Un Abénaquis qui s’était vu refuser une soumission pour une assurance automobile par Industrielle Alliance a été victime de discrimination raciale, a tranché la Commission des droits de la personne et des droits de la jeunesse du Québec.

Alexis Wawanoloath, avocat et ancien député péquiste, avait déposé une plainte en 2018 contre Industrielle Alliance.

L’assureur avait refusé de lui présenter une soumission pour sa voiture en raison de son code postal à Odanak, une réserve abénaquise près de Sorel-Tracy.

Lorsque le plaignant a donné son adresse à l’agente qui traitait sa demande, celle-ci lui aurait répondu que la compagnie ne « [fait pas de soumissions dans] les réserves ».

Selon la version de l’agente, une mention « RESIN » (pour « Réserve indienne ») était apparue dans le système informatique, indiquant que la compagnie ne desservait pas ce territoire.

Or, Industrielle Alliance « n’a fourni aucune documentation spécifique ni données actuarielles pour justifier » cette restriction appliquée à la réserve d’Odanak, située à moins d’un kilomètre de Pierreville, une municipalité non autochtone pourtant desservie par l’assureur, souligne la Commission.

La preuve révèle que « les normes et pratiques suivies par la compagnie entraînent un effet d’exclusion disproportionnée de personnes résidant dans des communautés autochtones », indique la décision rendue en octobre.

Cinq réserves autochtones, dont Odanak, font l’objet d’une restriction partielle de services de la part d’Industrielle Alliance. Dans ces communautés, seuls les clients existants peuvent souscrire une police d’assurance avec la compagnie, précise la décision.

L’aspect systémique « évacué »

Industrielle Alliance n’est pas la seule entreprise qui refuse de faire des soumissions dans des réserves autochtones.

En 2020, une enquête de La Presse faisait état de refus systématiques de la part de plusieurs compagnies d’assurance.

Lisez « Des refus systématiques dans les réserves »

Dans de nombreux cas, les résidants voyaient leur soumission refusée sans même que leur dossier soit analysé.

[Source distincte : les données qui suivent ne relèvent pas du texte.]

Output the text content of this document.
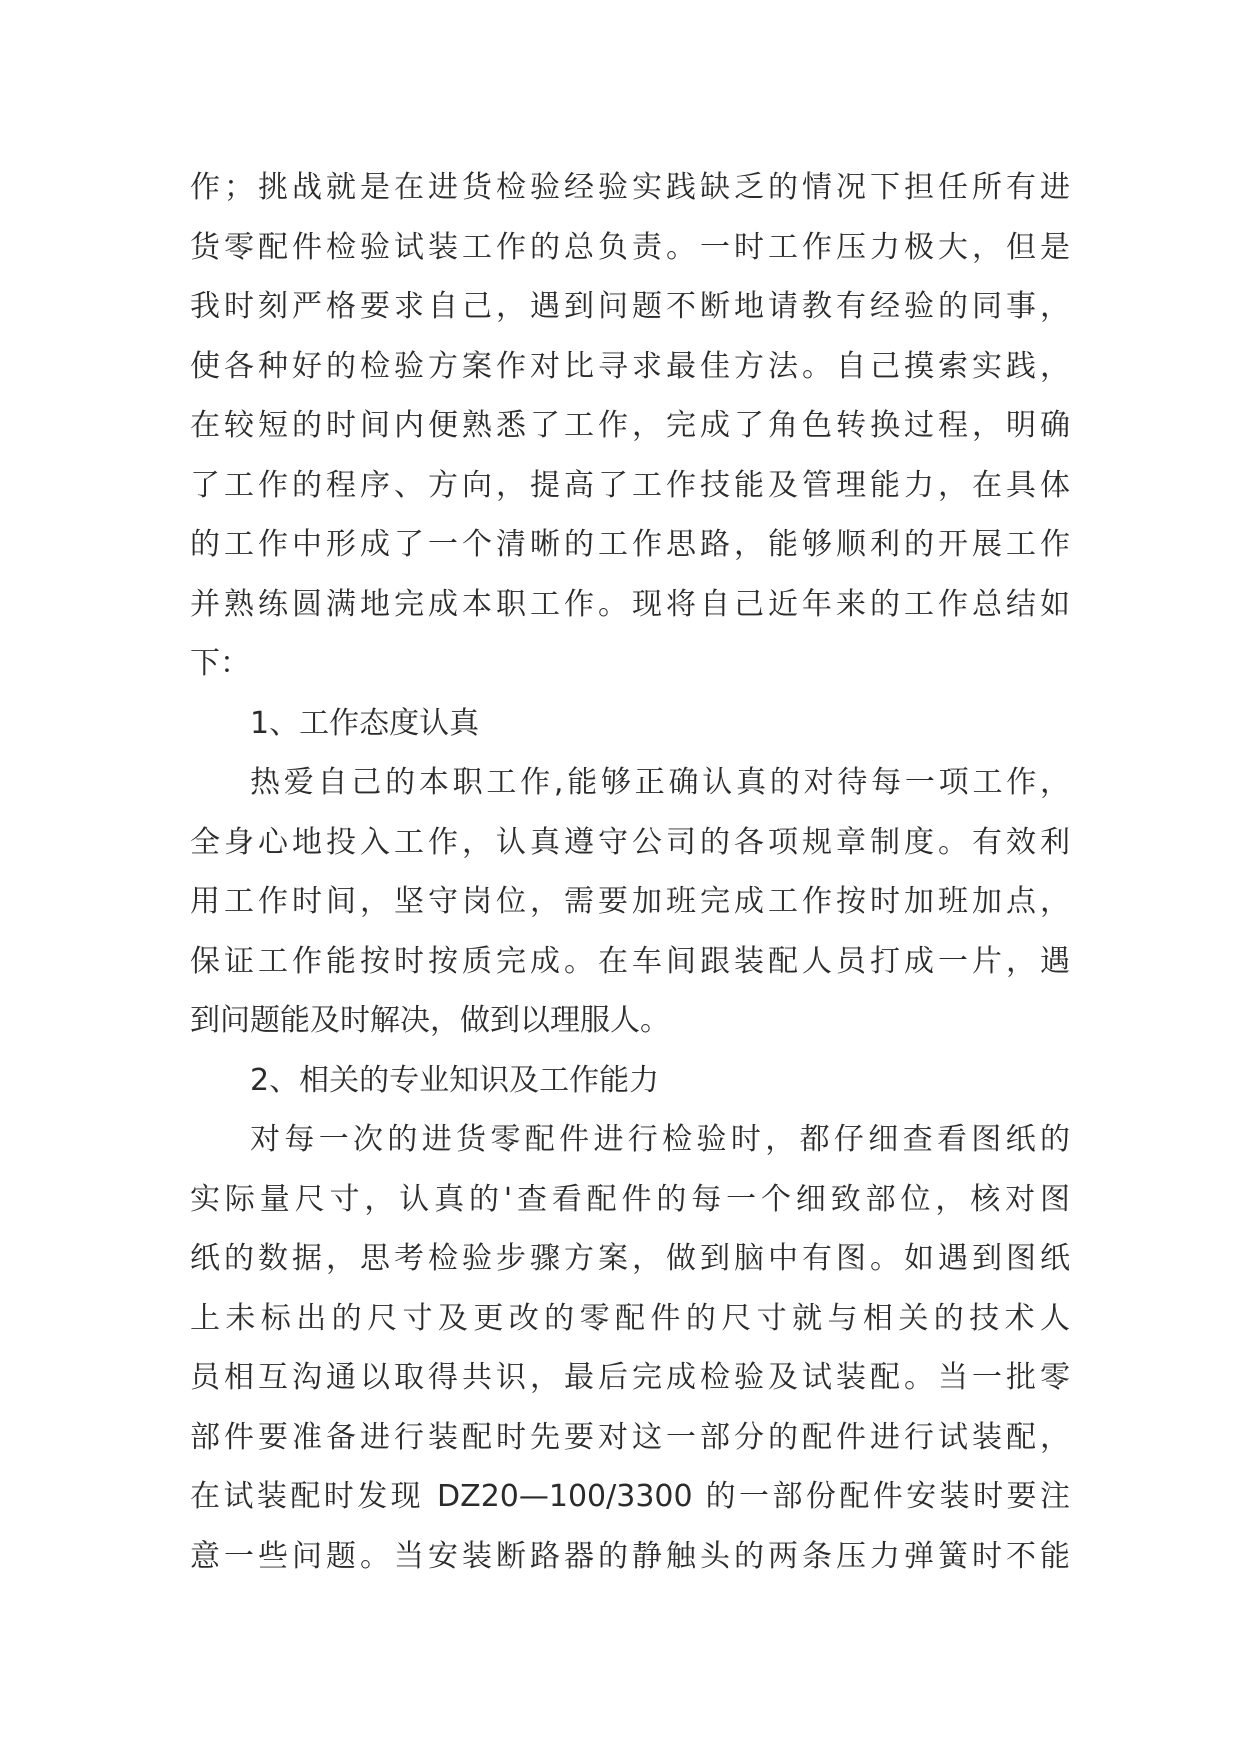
作；挑战就是在进货检验经验实践缺乏的情况下担任所有进
货零配件检验试装工作的总负责。一时工作压力极大，但是
我时刻严格要求自己，遇到问题不断地请教有经验的同事，
使各种好的检验方案作对比寻求最佳方法。自己摸索实践，
在较短的时间内便熟悉了工作，完成了角色转换过程，明确
了工作的程序、方向，提高了工作技能及管理能力，在具体
的工作中形成了一个清晰的工作思路，能够顺利的开展工作
并熟练圆满地完成本职工作。现将自己近年来的工作总结如
下：
1、工作态度认真
热爱自己的本职工作,能够正确认真的对待每一项工作，
全身心地投入工作，认真遵守公司的各项规章制度。有效利
用工作时间，坚守岗位，需要加班完成工作按时加班加点，
保证工作能按时按质完成。在车间跟装配人员打成一片，遇
到问题能及时解决，做到以理服人。
2、相关的专业知识及工作能力
对每一次的进货零配件进行检验时，都仔细查看图纸的
实际量尺寸，认真的'查看配件的每一个细致部位，核对图
纸的数据，思考检验步骤方案，做到脑中有图。如遇到图纸
上未标出的尺寸及更改的零配件的尺寸就与相关的技术人
员相互沟通以取得共识，最后完成检验及试装配。当一批零
部件要准备进行装配时先要对这一部分的配件进行试装配，
在试装配时发现 DZ20—100/3300 的一部份配件安装时要注
意一些问题。当安装断路器的静触头的两条压力弹簧时不能
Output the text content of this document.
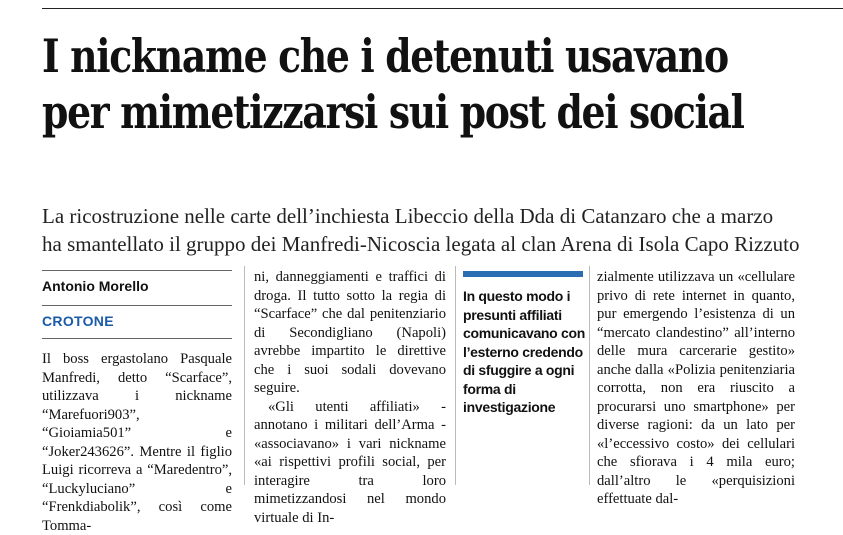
I nickname che i detenuti usavano
per mimetizzarsi sui post dei social

La ricostruzione nelle carte dell’inchiesta Libeccio della Dda di Catanzaro che a marzo
ha smantellato il gruppo dei Manfredi-Nicoscia legata al clan Arena di Isola Capo Rizzuto

Antonio Morello
CROTONE

Il boss ergastolano Pasquale Manfredi, detto “Scarface”, utilizzava i nickname “Marefuori903”, “Gioiamia501” e “Joker243626”. Mentre il figlio Luigi ricorreva a “Maredentro”, “Luckyluciano” e “Frenkdiabolik”, così come Tomma-

ni, danneggiamenti e traffici di droga. Il tutto sotto la regia di “Scarface” che dal penitenziario di Secondigliano (Napoli) avrebbe impartito le direttive che i suoi sodali dovevano seguire.

«Gli utenti affiliati» - annotano i militari dell’Arma - «associavano» i vari nickname «ai rispettivi profili social, per interagire tra loro mimetizzandosi nel mondo virtuale di In-

In questo modo i presunti affiliati comunicavano con l’esterno credendo di sfuggire a ogni forma di investigazione

zialmente utilizzava un «cellulare privo di rete internet in quanto, pur emergendo l’esistenza di un “mercato clandestino” all’interno delle mura carcerarie gestito» anche dalla «Polizia penitenziaria corrotta, non era riuscito a procurarsi uno smartphone» per diverse ragioni: da un lato per «l’eccessivo costo» dei cellulari che sfiorava i 4 mila euro; dall’altro le «perquisizioni effettuate dal-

Après un délai de quatre ans qu’il juge « déraisonnable », M. Wawanoloath se dit « content » de la décision de la Commission. Toutefois, il déplore que l’aspect systémique de ces refus ait été « évacué » de la décision.

Au-delà de ma petite personne, cette situation de discrimination, on ne peut pas dire que c’est autre chose que systémique.

Alexis Wawanoloath, en entrevue avec La Presse

L’ex-élu réclame une enquête systémique sur les comportements de l’industrie envers les communautés autochtones, comme la Commission s’était engagée à le faire en 2020.

« J’ai encore plein de questionnements et je n’ai pas de réponse », lâche-t-il.

20 000 $ en dommages moraux et punitifs

La décision dissuadera-t-elle les compagnies d’assurances qui refusent de faire des soumissions dans des réserves autochtones ? Alexis Wawanoloath l’espère, mais il en doute.

La Commission a ordonné à Industrielle Alliance de verser à Alexis Wawanoloath 10 000 $ en dommages moraux et et 10 000 $ en dommages punitifs, soit un total de 20 000 $.

« Le dommage punitif de 10 000 $, je le trouve petit pour une grosse compagnie d’assurance », estime-t-il.

Dans sa décision, la Commission demande aussi à l’assureur de modifier ses normes et pratiques « de façon à s’assurer que les critères d’exclusion de zones géographiques soient fondés sur des éléments vérifiés et vérifiables et soient appliqués de la même façon aux communautés allochtones et autochtones ».

L’assureur a jusqu’au 11 novembre pour verser l’indemnité, sans quoi le dossier sera porté devant le Tribunal des droits de la personne du Québec.